Risien: Cedric was a guy that could set the example of what it means to strive to play at a higher level. Cedric was a three-year starter for me. He attracted a lot of attention to our program because he was such a high profile recruit and he handled that so well that our other players were able to see how to conduct yourself when you are a person of great notoriety and how to maintain humility. The great thing about Cedric, he never allowed the recruiting process to effect his game. It was, 'What can I do for the team first', and as far as that type of leadership, that's invaluable. He also brought the other type of leadership -- the, 'Let's go guys, let's work hard' -- that kind of stuff, but anybody can do that.
IT: How does Cedric compare to his brother at a similar point in their careers?

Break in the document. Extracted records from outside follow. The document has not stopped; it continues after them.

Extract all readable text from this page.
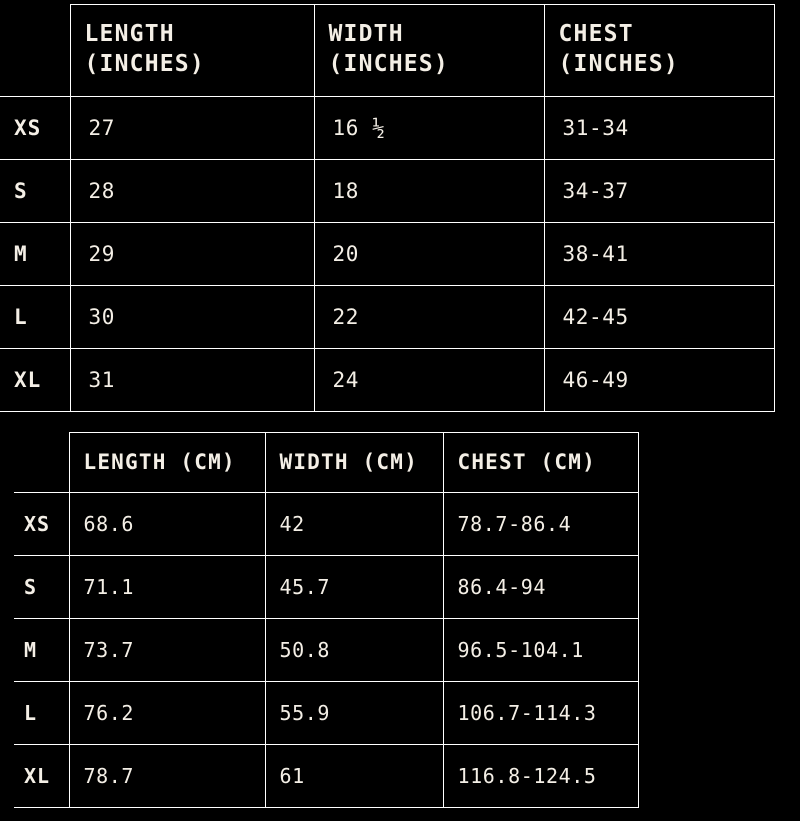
	LENGTH (INCHES)	WIDTH (INCHES)	CHEST (INCHES)
XS	27	16 ½	31-34
S	28	18	34-37
M	29	20	38-41
L	30	22	42-45
XL	31	24	46-49
	LENGTH (CM)	WIDTH (CM)	CHEST (CM)
XS	68.6	42	78.7-86.4
S	71.1	45.7	86.4-94
M	73.7	50.8	96.5-104.1
L	76.2	55.9	106.7-114.3
XL	78.7	61	116.8-124.5
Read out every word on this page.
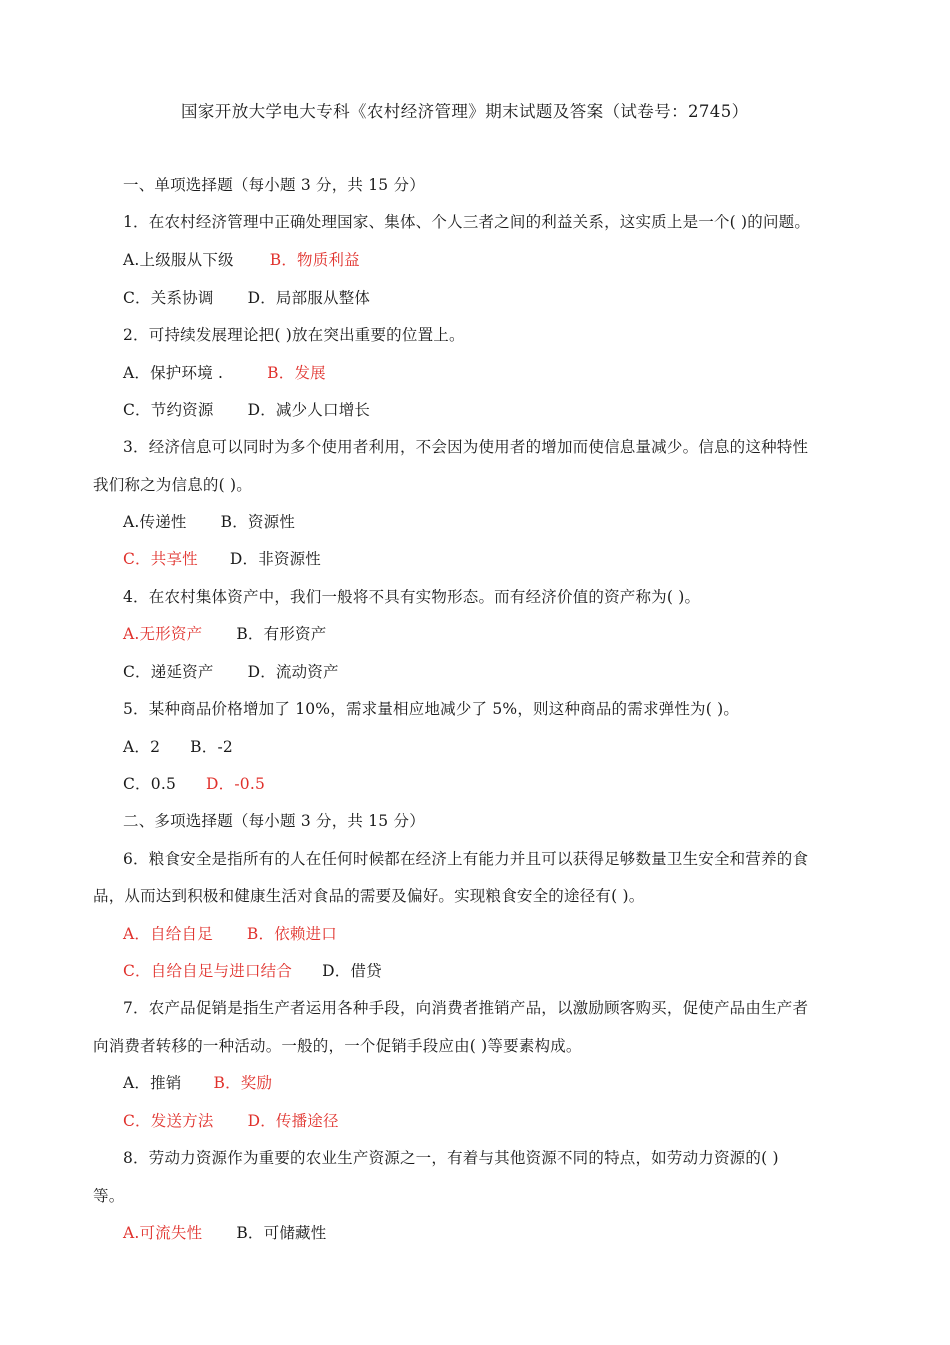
国家开放大学电大专科《农村经济管理》期末试题及答案（试卷号：2745）
一、单项选择题（每小题 3 分，共 15 分）
1．在农村经济管理中正确处理国家、集体、个人三者之间的利益关系，这实质上是一个( )的问题。
A.上级服从下级 B．物质利益
C．关系协调 D．局部服从整体
2．可持续发展理论把( )放在突出重要的位置上。
A．保护环境 .	B．发展
C．节约资源 D．减少人口增长
3．经济信息可以同时为多个使用者利用，不会因为使用者的增加而使信息量减少。信息的这种特性
我们称之为信息的( )。
A.传递性 B．资源性
C．共享性 D．非资源性
4．在农村集体资产中，我们一般将不具有实物形态。而有经济价值的资产称为( )。
A.无形资产 B．有形资产
C．递延资产 D．流动资产
5．某种商品价格增加了 10%，需求量相应地减少了 5%，则这种商品的需求弹性为( )。
A．2 B．-2
C．0.5 D．-0.5
二、多项选择题（每小题 3 分，共 15 分）
6．粮食安全是指所有的人在任何时候都在经济上有能力并且可以获得足够数量卫生安全和营养的食
品，从而达到积极和健康生活对食品的需要及偏好。实现粮食安全的途径有( )。
A．自给自足 B．依赖进口
C．自给自足与进口结合 D．借贷
7．农产品促销是指生产者运用各种手段，向消费者推销产品，以激励顾客购买，促使产品由生产者
向消费者转移的一种活动。一般的，一个促销手段应由( )等要素构成。
A．推销 B．奖励
C．发送方法 D．传播途径
8．劳动力资源作为重要的农业生产资源之一，有着与其他资源不同的特点，如劳动力资源的( )
等。
A.可流失性 B．可储藏性
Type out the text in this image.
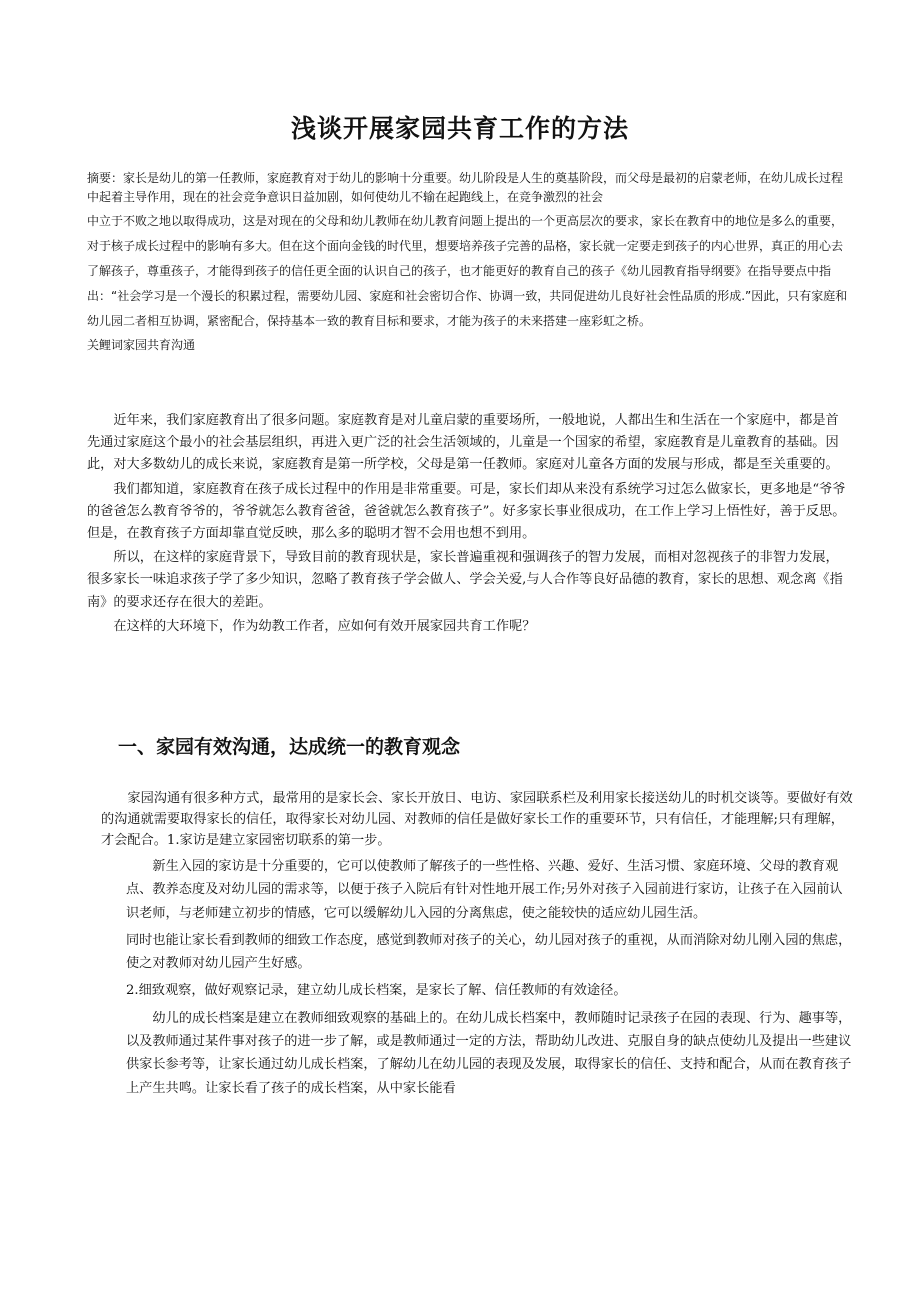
浅谈开展家园共育工作的方法

摘要：家长是幼儿的第一任教师，家庭教育对于幼儿的影响十分重要。幼儿阶段是人生的奠基阶段，而父母是最初的启蒙老师，在幼儿成长过程中起着主导作用，现在的社会竞争意识日益加剧，如何使幼儿不输在起跑线上，在竞争激烈的社会

中立于不败之地以取得成功，这是对现在的父母和幼儿教师在幼儿教育问题上提出的一个更高层次的要求，家长在教育中的地位是多么的重要，对于核子成长过程中的影响有多大。但在这个面向金钱的时代里，想要培养孩子完善的品格，家长就一定要走到孩子的内心世界，真正的用心去了解孩子，尊重孩子，才能得到孩子的信任更全面的认识自己的孩子，也才能更好的教育自己的孩子《幼儿园教育指导纲要》在指导要点中指出：“社会学习是一个漫长的积累过程，需要幼儿园、家庭和社会密切合作、协调一致，共同促进幼儿良好社会性品质的形成.”因此，只有家庭和幼儿园二者相互协调，紧密配合，保持基本一致的教育目标和要求，才能为孩子的未来搭建一座彩虹之桥。

关鲤词家园共育沟通

近年来，我们家庭教育出了很多问题。家庭教育是对儿童启蒙的重要场所，一般地说，人都出生和生活在一个家庭中，都是首先通过家庭这个最小的社会基层组织，再进入更广泛的社会生活领域的，儿童是一个国家的希望，家庭教育是儿童教育的基础。因此，对大多数幼儿的成长来说，家庭教育是第一所学校，父母是第一任教师。家庭对儿童各方面的发展与形成，都是至关重要的。

我们都知道，家庭教育在孩子成长过程中的作用是非常重要。可是，家长们却从来没有系统学习过怎么做家长，更多地是“爷爷的爸爸怎么教育爷爷的，爷爷就怎么教育爸爸，爸爸就怎么教育孩子”。好多家长事业很成功，在工作上学习上悟性好，善于反思。但是，在教育孩子方面却靠直觉反映，那么多的聪明才智不会用也想不到用。

所以，在这样的家庭背景下，导致目前的教育现状是，家长普遍重视和强调孩子的智力发展，而相对忽视孩子的非智力发展，很多家长一味追求孩子学了多少知识，忽略了教育孩子学会做人、学会关爱,与人合作等良好品德的教育，家长的思想、观念离《指南》的要求还存在很大的差距。

在这样的大环境下，作为幼教工作者，应如何有效开展家园共育工作呢？

一、家园有效沟通，达成统一的教育观念

家园沟通有很多种方式，最常用的是家长会、家长开放日、电访、家园联系栏及利用家长接送幼儿的时机交谈等。要做好有效的沟通就需要取得家长的信任，取得家长对幼儿园、对教师的信任是做好家长工作的重要环节，只有信任，才能理解;只有理解，才会配合。1.家访是建立家园密切联系的第一步。

新生入园的家访是十分重要的，它可以使教师了解孩子的一些性格、兴趣、爱好、生活习惯、家庭环境、父母的教育观点、教养态度及对幼儿园的需求等，以便于孩子入院后有针对性地开展工作;另外对孩子入园前进行家访，让孩子在入园前认识老师，与老师建立初步的情感，它可以缓解幼儿入园的分离焦虑，使之能较快的适应幼儿园生活。

同时也能让家长看到教师的细致工作态度，感觉到教师对孩子的关心，幼儿园对孩子的重视，从而消除对幼儿刚入园的焦虑，使之对教师对幼儿园产生好感。

2.细致观察，做好观察记录，建立幼儿成长档案，是家长了解、信任教师的有效途径。

幼儿的成长档案是建立在教师细致观察的基础上的。在幼儿成长档案中，教师随时记录孩子在园的表现、行为、趣事等，以及教师通过某件事对孩子的进一步了解，或是教师通过一定的方法，帮助幼儿改进、克服自身的缺点使幼儿及提出一些建议供家长参考等，让家长通过幼儿成长档案，了解幼儿在幼儿园的表现及发展，取得家长的信任、支持和配合，从而在教育孩子上产生共鸣。让家长看了孩子的成长档案，从中家长能看
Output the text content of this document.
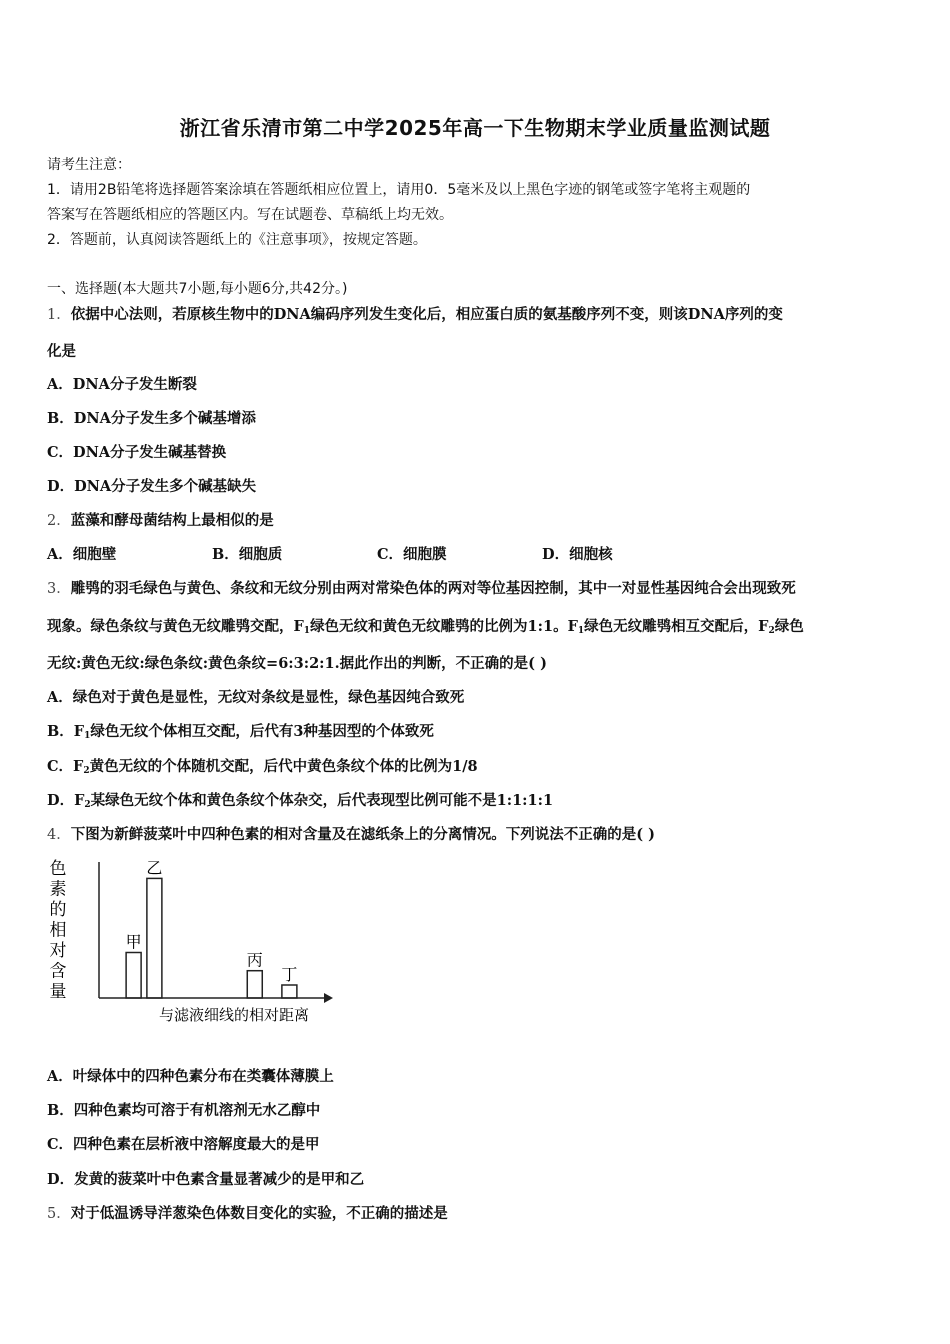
浙江省乐清市第二中学2025年高一下生物期末学业质量监测试题
请考生注意：
1．请用2B铅笔将选择题答案涂填在答题纸相应位置上，请用0．5毫米及以上黑色字迹的钢笔或签字笔将主观题的
答案写在答题纸相应的答题区内。写在试题卷、草稿纸上均无效。
2．答题前，认真阅读答题纸上的《注意事项》，按规定答题。
一、选择题(本大题共7小题,每小题6分,共42分。)
1．依据中心法则，若原核生物中的DNA编码序列发生变化后，相应蛋白质的氨基酸序列不变，则该DNA序列的变
化是
A．DNA分子发生断裂
B．DNA分子发生多个碱基增添
C．DNA分子发生碱基替换
D．DNA分子发生多个碱基缺失
2．蓝藻和酵母菌结构上最相似的是
A．细胞壁	B．细胞质	C．细胞膜	D．细胞核
3．雕鸮的羽毛绿色与黄色、条纹和无纹分别由两对常染色体的两对等位基因控制，其中一对显性基因纯合会出现致死
现象。绿色条纹与黄色无纹雕鸮交配，$F_1$绿色无纹和黄色无纹雕鸮的比例为1:1。$F_1$绿色无纹雕鸮相互交配后，$F_2$绿色
无纹:黄色无纹:绿色条纹:黄色条纹=6:3:2:1.据此作出的判断，不正确的是( )
A．绿色对于黄色是显性，无纹对条纹是显性，绿色基因纯合致死
B．$F_1$绿色无纹个体相互交配，后代有3种基因型的个体致死
C．$F_2$黄色无纹的个体随机交配，后代中黄色条纹个体的比例为1/8
D．$F_2$某绿色无纹个体和黄色条纹个体杂交，后代表现型比例可能不是1:1:1:1
4．下图为新鲜菠菜叶中四种色素的相对含量及在滤纸条上的分离情况。下列说法不正确的是( )
色
素
的
相
对
含
量
甲
乙
丙
丁
与滤液细线的相对距离
A．叶绿体中的四种色素分布在类囊体薄膜上
B．四种色素均可溶于有机溶剂无水乙醇中
C．四种色素在层析液中溶解度最大的是甲
D．发黄的菠菜叶中色素含量显著减少的是甲和乙
5．对于低温诱导洋葱染色体数目变化的实验，不正确的描述是
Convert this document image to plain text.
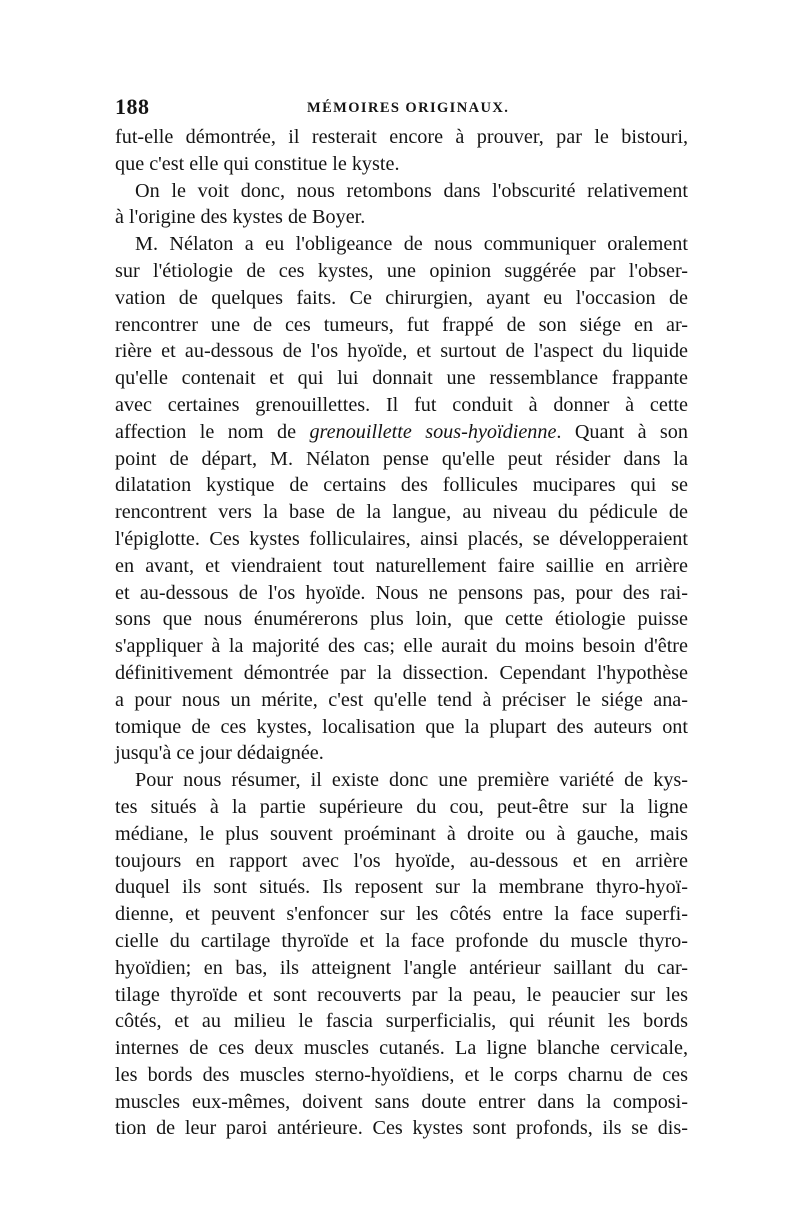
188	MÉMOIRES ORIGINAUX.
fut-elle démontrée, il resterait encore à prouver, par le bistouri,
que c'est elle qui constitue le kyste.
On le voit donc, nous retombons dans l'obscurité relativement
à l'origine des kystes de Boyer.
M. Nélaton a eu l'obligeance de nous communiquer oralement
sur l'étiologie de ces kystes, une opinion suggérée par l'obser-
vation de quelques faits. Ce chirurgien, ayant eu l'occasion de
rencontrer une de ces tumeurs, fut frappé de son siége en ar-
rière et au-dessous de l'os hyoïde, et surtout de l'aspect du liquide
qu'elle contenait et qui lui donnait une ressemblance frappante
avec certaines grenouillettes. Il fut conduit à donner à cette
affection le nom de grenouillette sous-hyoïdienne. Quant à son
point de départ, M. Nélaton pense qu'elle peut résider dans la
dilatation kystique de certains des follicules mucipares qui se
rencontrent vers la base de la langue, au niveau du pédicule de
l'épiglotte. Ces kystes folliculaires, ainsi placés, se développeraient
en avant, et viendraient tout naturellement faire saillie en arrière
et au-dessous de l'os hyoïde. Nous ne pensons pas, pour des rai-
sons que nous énumérerons plus loin, que cette étiologie puisse
s'appliquer à la majorité des cas; elle aurait du moins besoin d'être
définitivement démontrée par la dissection. Cependant l'hypothèse
a pour nous un mérite, c'est qu'elle tend à préciser le siége ana-
tomique de ces kystes, localisation que la plupart des auteurs ont
jusqu'à ce jour dédaignée.
Pour nous résumer, il existe donc une première variété de kys-
tes situés à la partie supérieure du cou, peut-être sur la ligne
médiane, le plus souvent proéminant à droite ou à gauche, mais
toujours en rapport avec l'os hyoïde, au-dessous et en arrière
duquel ils sont situés. Ils reposent sur la membrane thyro-hyoï-
dienne, et peuvent s'enfoncer sur les côtés entre la face superfi-
cielle du cartilage thyroïde et la face profonde du muscle thyro-
hyoïdien; en bas, ils atteignent l'angle antérieur saillant du car-
tilage thyroïde et sont recouverts par la peau, le peaucier sur les
côtés, et au milieu le fascia surperficialis, qui réunit les bords
internes de ces deux muscles cutanés. La ligne blanche cervicale,
les bords des muscles sterno-hyoïdiens, et le corps charnu de ces
muscles eux-mêmes, doivent sans doute entrer dans la composi-
tion de leur paroi antérieure. Ces kystes sont profonds, ils se dis-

Risien: In Cedric's sophomore and junior years, he was not as mature as Derrick was as a sophomore and junior, but his senior year, he certainly caught up to that, and there was certainly a level of maturity in handling the recruiting process that spoke very highly of him. I think that Derrick was more of a bruiser (in high school), Cedric had that punishing, bruiser type of play, but he used more technique than just raw power. I think Cedric utilized his technique play-in and play-out more than Derrick did.
IT: What are the areas of his game that Cedric needs to improve upon to be successful at the next level?
Risien: The thing I think Cedric needs to really tackle is that he's got to get that commitment to full time training. Some kids coming out of high school, they understand that to be a great athlete, you have to train year round. That's just the bottom line. That's what he needs to learn. Cedric's always been bigger, stronger and faster than anybody else, so he hasn't had to be as committed to training because he's bigger, faster, stronger, but now he's going to play at a level where everybody is equal and you get your edge from your year-round commitment to training.
IT: When did you first know that you had a special player in Cedric?
Risien: I always knew Cedric had the potential to be a national recruit, the thing that I needed to see him do to qualify that I hadn't seen completely his sophomore and junior years. Spring training before his senior year, I saw him finally start to play with the play-by-play intensity that I believe you have to play with in order to play at a top 10 program. And then, throughout 10 ballgames his senior year, he maintained that consistency. That's when you know, this guy's a national recruit. Because of maintaining that high level of play, that to me was, 'OK, he's ready'. That's when I knew my job had been done and we had accomplished the goals we had set out for him.
Note from Will: The first stop we made in the Dallas area was Lakeview Centennial High School to visit with Cedric Dockery and coach Risien. Cedric is a BIG kid but his coach told us that he has great footwork and the ability to make blocks in space and on the run.
Cedric comes across as a very happy, upbeat guy. He has an easy smile and we were stopped several times as we walked through the halls of Lakeview Centennial by girls who ran up to him and gave him a big hug.
Despite being a gentle giant off the field, Cedric told me that his favorite thing to do as an O-lineman is to "flatten people" and dominate the guy across the line from him. We walked over to the weight room to do his picture and loaded up over 400 lbs. of weights (his current max for the bench press) on one of the bars.
Cedric said that he chose Texas for several reasons, including the fact that his brother had been a Horn and enjoyed his time at the Forty Acres so much. Like many other kids, he also cited the family atmosphere that Mack Brown has created as another major factor in his decision.